合気道小林道場 Aikido Kobayashi Dojo

その1 平成7年4月

 阪神大震災の被害に合われた方々に心よりお見舞い申し上げます。

 私が地震を知ったのは明大合気道部の寒稽古の為、朝5時40分に家を出 て府中街道を走っているときです。第一報は東京震度1、神戸震度4とラジオで放送していました。稽古が終わり帰宅の車のラジオで高速道路の崩壊、ビルや家の火災が報じられているのを聞き、事の重大さを知りました。

 私は東京で戦災、家内は栃木県で今市地震を体験しております。今市地震も歴史に残るような被害で外でのテント生活も一ヶ月以上したそうです。人事ではありませんが、私達ができる事は、被害に合われた方々に気持ちばかりの義援金をさせて頂く事ぐらいです。一日でも早く正常の生活が出来ますよう願っております。

 さて、今年はドイツ合気会30周年、また合気道小林道場と姉妹道場を結んでおります台湾龍山区合気道委員会20周年、合気道小林道場の内弟子第一号の鹿内一民師範ブラジル在住20周年記念講習会がリオデジャネイロで行われます。

 私が招待されますと共に、会員の皆さんが参加できるツアーが計画されています。

 外国での合気道普及の第一歩は、1953年の夏フランスで始まりました。その後、54年ハワイで、また、アジアでは同じ年にビルマ(現ミャンマー)の警察学校で稽古が始まっております。

 私が合気道の稽古を始めたのが1955年4月、大学に入学と同時でした。

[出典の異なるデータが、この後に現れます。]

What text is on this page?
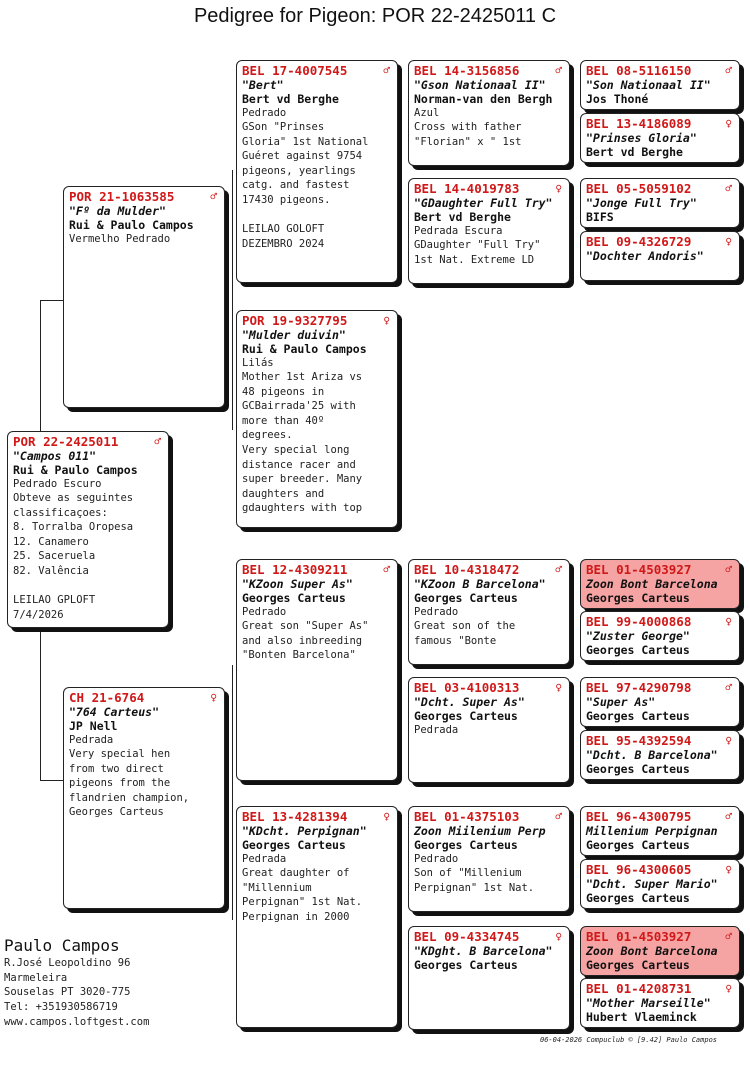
Pedigree for Pigeon: POR 22-2425011 C
POR 22-2425011	♂
"Campos 011"
Rui & Paulo Campos
Pedrado Escuro
Obteve as seguintes
classificaçoes:
8. Torralba Oropesa
12. Canamero
25. Saceruela
82. Valência

LEILAO GPLOFT
7/4/2026
POR 21-1063585	♂
"Fº da Mulder"
Rui & Paulo Campos
Vermelho Pedrado
CH 21-6764	♀
"764 Carteus"
JP Nell
Pedrada
Very special hen
from two direct
pigeons from the
flandrien champion,
Georges Carteus
BEL 17-4007545	♂
"Bert"
Bert vd Berghe
Pedrado
GSon "Prinses
Gloria" 1st National
Guéret against 9754
pigeons, yearlings
catg. and fastest
17430 pigeons.

LEILAO GOLOFT
DEZEMBRO 2024
POR 19-9327795	♀
"Mulder duivin"
Rui & Paulo Campos
Lilás
Mother 1st Ariza vs
48 pigeons in
GCBairrada'25 with
more than 40º
degrees.
Very special long
distance racer and
super breeder. Many
daughters and
gdaughters with top
BEL 12-4309211	♂
"KZoon Super As"
Georges Carteus
Pedrado
Great son "Super As"
and also inbreeding
"Bonten Barcelona"
BEL 13-4281394	♀
"KDcht. Perpignan"
Georges Carteus
Pedrada
Great daughter of
"Millennium
Perpignan" 1st Nat.
Perpignan in 2000
BEL 14-3156856	♂
"Gson Nationaal II"
Norman-van den Bergh
Azul
Cross with father
"Florian" x " 1st
BEL 14-4019783	♀
"GDaughter Full Try"
Bert vd Berghe
Pedrada Escura
GDaughter "Full Try"
1st Nat. Extreme LD
BEL 10-4318472	♂
"KZoon B Barcelona"
Georges Carteus
Pedrado
Great son of the
famous "Bonte
BEL 03-4100313	♀
"Dcht. Super As"
Georges Carteus
Pedrada
BEL 01-4375103	♂
Zoon Miilenium Perp
Georges Carteus
Pedrado
Son of "Millenium
Perpignan" 1st Nat.
BEL 09-4334745	♀
"KDght. B Barcelona"
Georges Carteus
BEL 08-5116150	♂
"Son Nationaal II"
Jos Thoné
BEL 13-4186089	♀
"Prinses Gloria"
Bert vd Berghe
BEL 05-5059102	♂
"Jonge Full Try"
BIFS
BEL 09-4326729	♀
"Dochter Andoris"
BEL 01-4503927	♂
Zoon Bont Barcelona
Georges Carteus
BEL 99-4000868	♀
"Zuster George"
Georges Carteus
BEL 97-4290798	♂
"Super As"
Georges Carteus
BEL 95-4392594	♀
"Dcht. B Barcelona"
Georges Carteus
BEL 96-4300795	♂
Millenium Perpignan
Georges Carteus
BEL 96-4300605	♀
"Dcht. Super Mario"
Georges Carteus
BEL 01-4503927	♂
Zoon Bont Barcelona
Georges Carteus
BEL 01-4208731	♀
"Mother Marseille"
Hubert Vlaeminck
Paulo Campos
R.José Leopoldino 96
Marmeleira
Souselas PT 3020-775
Tel: +351930586719
www.campos.loftgest.com
06-04-2026 Compuclub © [9.42] Paulo Campos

私は中学生の時から柔道を講道館で稽古をしており、その時知り合いました友人の紹介で合気道を見学に行きました。当時合気道といってもほとんど知る人もいません。現道主の植芝吉祥丸先生が会社に勤務されており、朝と夜の稽古のみで、本部道場といっても1回の稽古に10名〜15名で稽古しているような状態でした。

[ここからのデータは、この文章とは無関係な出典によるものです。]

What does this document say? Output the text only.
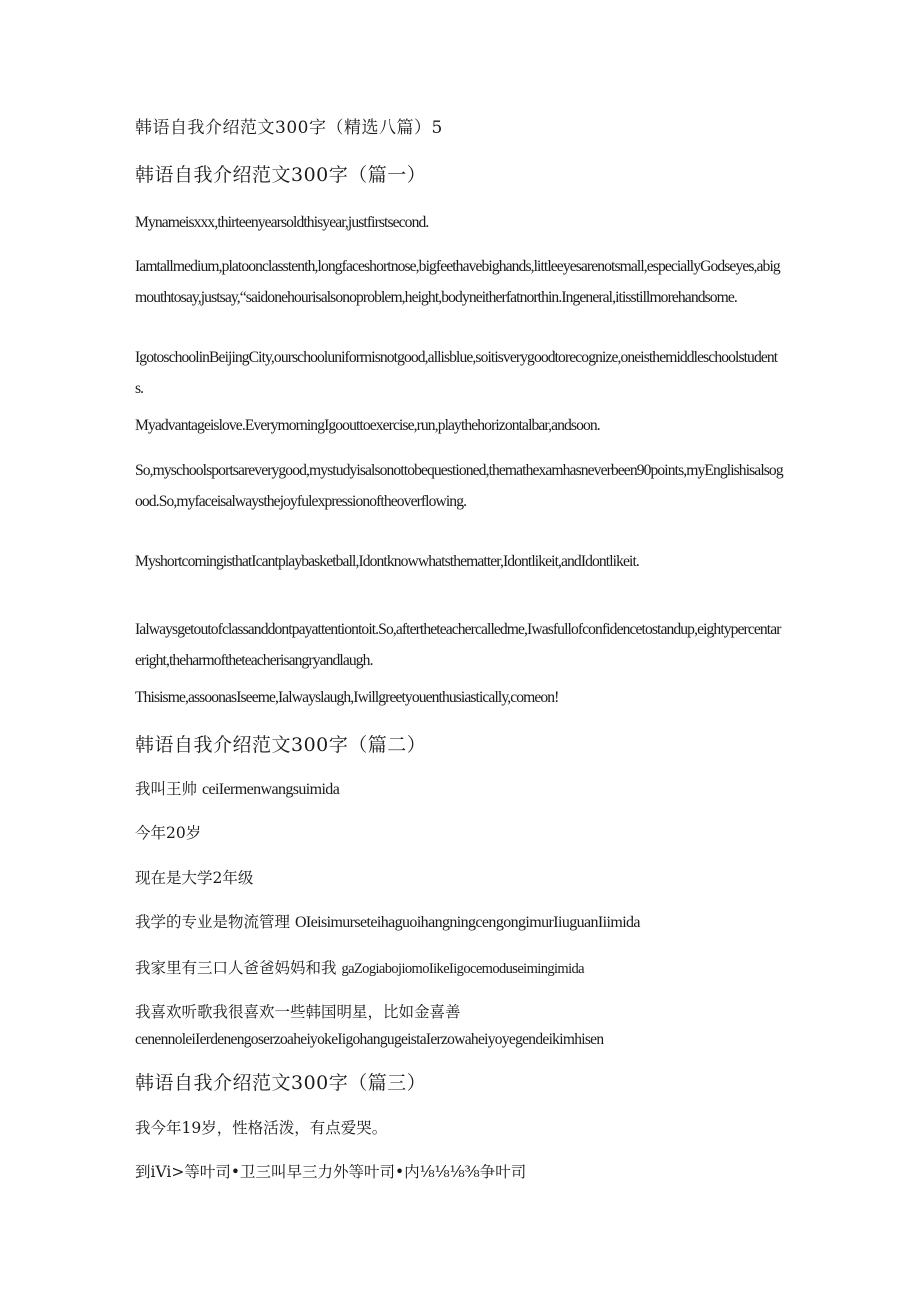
韩语自我介绍范文300字（精选八篇）5
韩语自我介绍范文300字（篇一）
Mynameisxxx,thirteenyearsoldthisyear,justfirstsecond.
Iamtallmedium,platoonclasstenth,longfaceshortnose,bigfeethavebighands,littleeyesarenotsmall,especiallyGodseyes,abigmouthtosay,justsay,“saidonehourisalsonoproblem,height,bodyneitherfatnorthin.Ingeneral,itisstillmorehandsome.
IgotoschoolinBeijingCity,ourschooluniformisnotgood,allisblue,soitisverygoodtorecognize,oneisthemiddleschoolstudents.
Myadvantageislove.EverymorningIgoouttoexercise,run,playthehorizontalbar,andsoon.
So,myschoolsportsareverygood,mystudyisalsonottobequestioned,themathexamhasneverbeen90points,myEnglishisalsogood.So,myfaceisalwaysthejoyfulexpressionoftheoverflowing.
MyshortcomingisthatIcantplaybasketball,Idontknowwhatsthematter,Idontlikeit,andIdontlikeit.
Ialwaysgetoutofclassanddontpayattentiontoit.So,aftertheteachercalledme,Iwasfullofconfidencetostandup,eightypercentareright,theharmoftheteacherisangryandlaugh.
Thisisme,assoonasIseeme,Ialwayslaugh,Iwillgreetyouenthusiastically,comeon!
韩语自我介绍范文300字（篇二）
我叫王帅 ceiIermenwangsuimida
今年20岁
现在是大学2年级
我学的专业是物流管理 OIeisimurseteihaguoihangningcengongimurIiuguanIiimida
我家里有三口人爸爸妈妈和我 gaZogiabojiomoIikeIigocemoduseimingimida
我喜欢听歌我很喜欢一些韩国明星，比如金喜善
cenennoleiIerdenengoserzoaheiyokeIigohangugeistaIerzowaheiyoyegendeikimhisen
韩语自我介绍范文300字（篇三）
我今年19岁，性格活泼，有点爱哭。
到iVi>等叶司•卫三叫早三力外等叶司•内⅛⅛⅛⅜争叶司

 1955年6月に、戦後初めて日本橋の高島屋の屋上で公開演武が行われたのを私は見学しております。冬には当時高輪にありました迎賓館で各国大使を招待した説明演武会が開催され、私も先輩の受けをとるために参加しておりました。恥ずかしい話ですが、当日雨が降っており、私は迎賓館とは知らず長靴で行きました。入り口で長靴を脱がされ、裸足で歩かされたのを鮮明に覚えております。

 当時の本部道場には内弟子制度があり、合気道の専門家を目指す人、住み込みながら勤めに通う人や学校に通うひと、なんだか良く分からない居候など、個性溢れる人の集まりでした。私も大学の授業よりも稽古の方が面白く、一日道場にいるようになりました。

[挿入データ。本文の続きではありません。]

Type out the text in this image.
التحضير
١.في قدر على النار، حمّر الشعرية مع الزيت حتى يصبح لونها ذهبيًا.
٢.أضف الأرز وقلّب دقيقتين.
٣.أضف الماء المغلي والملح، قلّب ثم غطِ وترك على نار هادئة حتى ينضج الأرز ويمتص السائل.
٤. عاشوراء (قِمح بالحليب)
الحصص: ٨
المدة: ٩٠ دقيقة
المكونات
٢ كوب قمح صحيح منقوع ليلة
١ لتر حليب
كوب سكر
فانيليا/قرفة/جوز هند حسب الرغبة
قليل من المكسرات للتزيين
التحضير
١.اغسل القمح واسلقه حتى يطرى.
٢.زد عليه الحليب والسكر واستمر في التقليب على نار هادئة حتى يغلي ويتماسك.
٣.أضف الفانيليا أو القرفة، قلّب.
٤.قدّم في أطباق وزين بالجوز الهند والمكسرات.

 合気道創始者植芝盛平先生は、私が入門した時にはまだ70歳で、お元気で稽古されておられました。突然住まわれている茨城県岩間から上京され、気が向くと道場で指導され、そしていつの間にかまた岩間に帰られてしまいます。

 植芝盛平先生は今後二度と出ないと言われるような武道家でした。ピストルで撃たれた時、相手の撃とうと思う意志が、事前に光の玉となって飛んでくるのを感知し、それをさけたと言う話や、当時現役の関脇天竜を投げ飛ばした話など数限りなくあるような方です。

 植芝盛平先生の指導方法は、技を示すだけで技の説明はほとんど成されませんでした。歩けば技になる、手を上げれば技になるといわれ、入身投、四方投、小手返などの技をされるだけです。
 稽古中のお話は古事記や神様の話で、残念ながら私にはほとんど分かりませんでした。30分位話され突然受身をとらされますので、足が痺れ無い様にと気を使い、その方が大変でした。

 この頃より植芝吉祥丸先生は合気道普及に専念されるようになられました。私もいつの間にか押し掛け内弟子となり、指導に行かれる植芝吉祥丸先生の鞄を持ちお供したり、合気道創始者植芝盛平先生の身の回りのお世話をさせて頂く様になりました。失敗談は数限り無くあります。翁先生を熱湯のお風呂に入れようとしたり、植芝吉祥丸先生の講習会の時、先生の袴を忘れたり、電車で居眠りをしてしまい段・級証状の入った鞄を忘れたりもしました。代稽古に行けば、熱心さのあまり力いっぱい投げたり、間接を捻ったり、さすがに二週間連続して救急車を呼ぶような怪我人を出す稽古をしたときは、散々怒られました。ある道場の責任者から小林を止めさせろと怒鳴り込まれた時、植芝吉祥丸先生が一言「ああ言うとぼけた人間が道場に居てもいいじゃないですか」と言って下さり、合気道小林道場が現在あるのです。